Ratings of methodological quality: strong, moderate and weak
| Selection bias | Study design | Confounders | Blinding | Data collection | Withdrawals | Global rating | |
|---|---|---|---|---|---|---|---|
| 1. Duffy | Weak | Strong | Strong | Moderate | Weak | Strong | Weak |
| 2. Gosselin | Moderate | Strong | Weak | Moderate | Weak | Moderate | Weak |
| 3. Gritz | Moderate | Strong | Strong | Weak | Strong | Moderate | Moderate |
Tobacco smoking cessation characteristics
| Primary outcome | Secondary outcomes | |||||||
|---|---|---|---|---|---|---|---|---|
| Author year (Ref) | Number of patients at start of intervention | Current smokers at baseline; outcome measure | Usual care (number of patients) at follow-up | Intervention (number of patients) at follow-up | Description and follow-up interval | Results | Description and follow-up interval | Results |
| Duffy | 184 (91 UC; 93 I) | 148 (68 UC; 80 I); self-report (smoked in the past 6 months) | 62/68 (91 including those not ‘smokers’ at baseline) | 74/80 (93 including those not ‘smokers’ at baseline) | Self-reported smoking status (patients asked if they were currently smoking); 6 months postintervention | χ2 tests of association using ITT analysis: significant difference in smoking cessation with 47% (35/74) quitting in the intervention group vs 31% (19/62) quitting in the usual care group (p<0.05) | Subgroup analyses: self-reported smoking cessation rates; 6 months postintervention | Smoking cessation rates for only those smokers with comorbid depression and/or alcohol (omitting those who smoked only; n=101); the quit rates remained higher in the intervention group (48%) compared with the usual care group (26%; p<0.05). |
| Gosselin | 179 (98 UC; 81 EC) | 179 (98 UC; 81 EC); self-report current tobacco use (105 cigarettes, 2 cigars, 1 pipe, 1 chew) | 60/98 | 52/81 | Self-reported smoking status (patients asked if they were currently smoking); 1-month postintervention | χ2 statistic was used to evaluate differences between the EC and UC groups on smoking behaviour reported. | Self-reported quit attempt (those who reported that they were currently smoking were subsequently asked whether or not they had made any attempt to stop smoking during the past month); 1-month follow-up postintervention | χ2 statistic was used to evaluate differences between the EC and UC groups on smoking behaviour reported.

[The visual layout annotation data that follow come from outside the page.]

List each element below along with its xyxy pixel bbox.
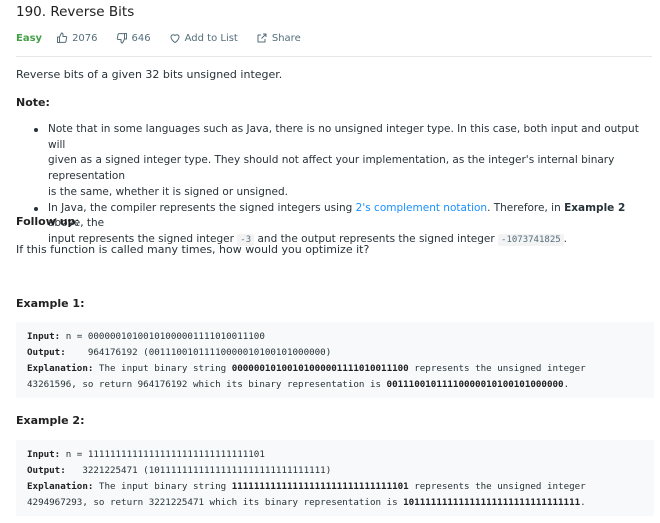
- output-label: Output:: [27, 347, 66, 358]
- example-line: 43261596, so return 964176192 which its …: [27, 377, 654, 393]
- example-1-code-block: Input: n = 00000010100101000001111010011…: [16, 322, 654, 398]
- explanation-text: .: [563, 379, 570, 390]
- example-1-heading: Example 1:: [16, 297, 85, 310]
- example-line: Input: n = 00000010100101000001111010011…: [27, 329, 654, 345]
- explanation-text: The input binary string: [93, 363, 232, 374]
- followup-colon: :: [75, 215, 80, 228]
- difficulty-badge: Easy: [16, 32, 43, 44]
- problem-title: 190. Reverse Bits: [16, 4, 135, 20]
- note-text: . Therefore, in: [487, 201, 565, 214]
- note-line: given as a signed integer type. They sho…: [48, 154, 615, 183]
- problem-description: Reverse bits of a given 32 bits unsigned…: [16, 68, 283, 81]
- explanation-text: 4294967293, so return 3221225471 which i…: [27, 497, 404, 508]
- explanation-binary: 00000010100101000001111010011100: [231, 363, 409, 374]
- example-2-heading: Example 2:: [16, 414, 85, 427]
- thumbs-up-icon: [57, 32, 68, 43]
- example-line: Explanation: The input binary string 000…: [27, 361, 654, 377]
- note-line: Note that in some languages such as Java…: [48, 123, 639, 151]
- inline-code-signed-output: -1073741825: [498, 233, 564, 246]
- example-line: Output: 964176192 (001110010111100000101…: [27, 345, 654, 361]
- output-value: 964176192 (00111001011110000010100101000…: [65, 347, 332, 358]
- explanation-binary: 10111111111111111111111111111111: [403, 497, 581, 508]
- note-item: Note that in some languages such as Java…: [16, 122, 646, 201]
- explanation-text: represents the unsigned integer: [408, 363, 586, 374]
- followup-heading-text: Follow up: [16, 215, 76, 228]
- problem-meta-bar: Easy 2076 646 Add to List Share: [16, 30, 319, 46]
- thumbs-down-icon: [116, 33, 127, 44]
- like-button[interactable]: 2076: [56, 32, 98, 44]
- note-heading: Note:: [16, 96, 50, 109]
- share-icon: [257, 33, 267, 43]
- twos-complement-link[interactable]: 2's complement notation: [356, 202, 487, 214]
- note-item: In Java, the compiler represents the sig…: [16, 201, 646, 249]
- input-label: Input:: [27, 449, 61, 460]
- explanation-label: Explanation:: [27, 363, 94, 374]
- example-line: Output: 3221225471 (10111111111111111111…: [27, 463, 654, 479]
- like-count: 2076: [72, 32, 98, 44]
- example-line: Input: n = 11111111111111111111111111111…: [27, 447, 654, 463]
- notes-list: Note that in some languages such as Java…: [16, 122, 646, 249]
- input-value: n = 00000010100101000001111010011100: [60, 331, 265, 342]
- example-2-reference: Example 2: [564, 201, 626, 214]
- dislike-count: 646: [131, 32, 151, 44]
- example-line: Explanation: The input binary string 111…: [27, 479, 654, 495]
- input-label: Input:: [27, 331, 61, 342]
- output-value: 3221225471 (1011111111111111111111111111…: [65, 465, 332, 476]
- explanation-text: .: [580, 497, 586, 508]
- note-text: In Java, the compiler represents the sig…: [48, 201, 356, 214]
- input-value: n = 11111111111111111111111111111101: [60, 449, 265, 460]
- note-line: is the same, whether it is signed or uns…: [48, 185, 288, 198]
- explanation-text: represents the unsigned integer: [408, 481, 586, 492]
- explanation-text: The input binary string: [93, 481, 232, 492]
- note-line: In Java, the compiler represents the sig…: [48, 201, 646, 232]
- explanation-label: Explanation:: [27, 481, 94, 492]
- explanation-binary: 11111111111111111111111111111101: [231, 481, 409, 492]
- share-label: Share: [271, 32, 301, 44]
- add-to-list-label: Add to List: [184, 32, 238, 44]
- heart-icon: [170, 34, 180, 43]
- explanation-binary: 00111001011110000010100101000000: [386, 379, 564, 390]
- example-2-code-block: Input: n = 11111111111111111111111111111…: [16, 440, 654, 516]
- followup-text: If this function is called many times, h…: [16, 243, 370, 256]
- share-button[interactable]: Share: [256, 32, 301, 44]
- output-label: Output:: [27, 465, 66, 476]
- header-divider: [16, 56, 652, 57]
- followup-heading: Follow up:: [16, 215, 79, 228]
- explanation-text: 43261596, so return 964176192 which its …: [27, 379, 387, 390]
- example-line: 4294967293, so return 3221225471 which i…: [27, 495, 654, 511]
- add-to-list-button[interactable]: Add to List: [169, 32, 238, 44]
- dislike-button[interactable]: 646: [116, 32, 151, 44]
- note-text: .: [563, 232, 567, 245]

Quit attempts at 1-month: I, 56% vs UC, 55% (NS) |
| Gritz | 186 (94 UC; 92 I) | 164; self-report (currently smoking or stopped smoking <1 month prior to the baseline interview | 56/92 | 58/94 | Smoking cessation; ever quit (abstinent for 48 consecutive hours or longer at any time during the 12-month follow-up postintervention period after receiving initial smoking cessation advice) | No significant differences between intervention and control at any follow-up on any of the 3 smoking cessation outcomes. I, 80% vs 79.8% at 1 month (NS). I, 84.3% vs UC, 82.6% at 6 months (NS). I, 91.4% vs UC, 89.3% at 12 months (NS). I, 69.4% vs UC, 76.2% at 1 month (NS). I, 71.4% vs UC, 73.9% at 6 months (NS). I, 69% vs UC, 78.6% at 12 months (NS). I, 69.4% vs UC, 75% at 1 month (NS). I, 64.3% vs UC, 71% at 6 months (NS). I, 63.8% vs UC 76.8% at 12 months (NS). Urine samples were collected from 83.8% (258 of 308) of participants who reported abstinence. Cotinine validations rates were 85.6% at 1 month, 91.3% at 6 months, 89.6% at 12 months | Consumption of cigarettes per day. Stage of change; 12-month follow-up (for participants who were current smokers at baseline n=96). Predictors of 12-month continuous abstinence (applied to the 96 baseline smokers who completed the trial) | Participants who were smoking at 12 month follow-up (n=30) had significantly reduced their consumption during the study, from 25.4 cigarettes/day (SD=12.8) at baseline to 12.5 (SD=8.1) at 12 months (t=7.67; p=0.0001). No significant difference between I and UC participants. χ2 of the discrepancy between larger number of precontemplators in I group and larger number of participants in the action stage of change in the UC group (p=0.017) Stepwise logistic regression; action stage of change (p=0.0004) entered the model as significant. |
C, control; EC, enhanced care; I, intervention; ITT, intention to treat; NS, not significant; UC, usual care.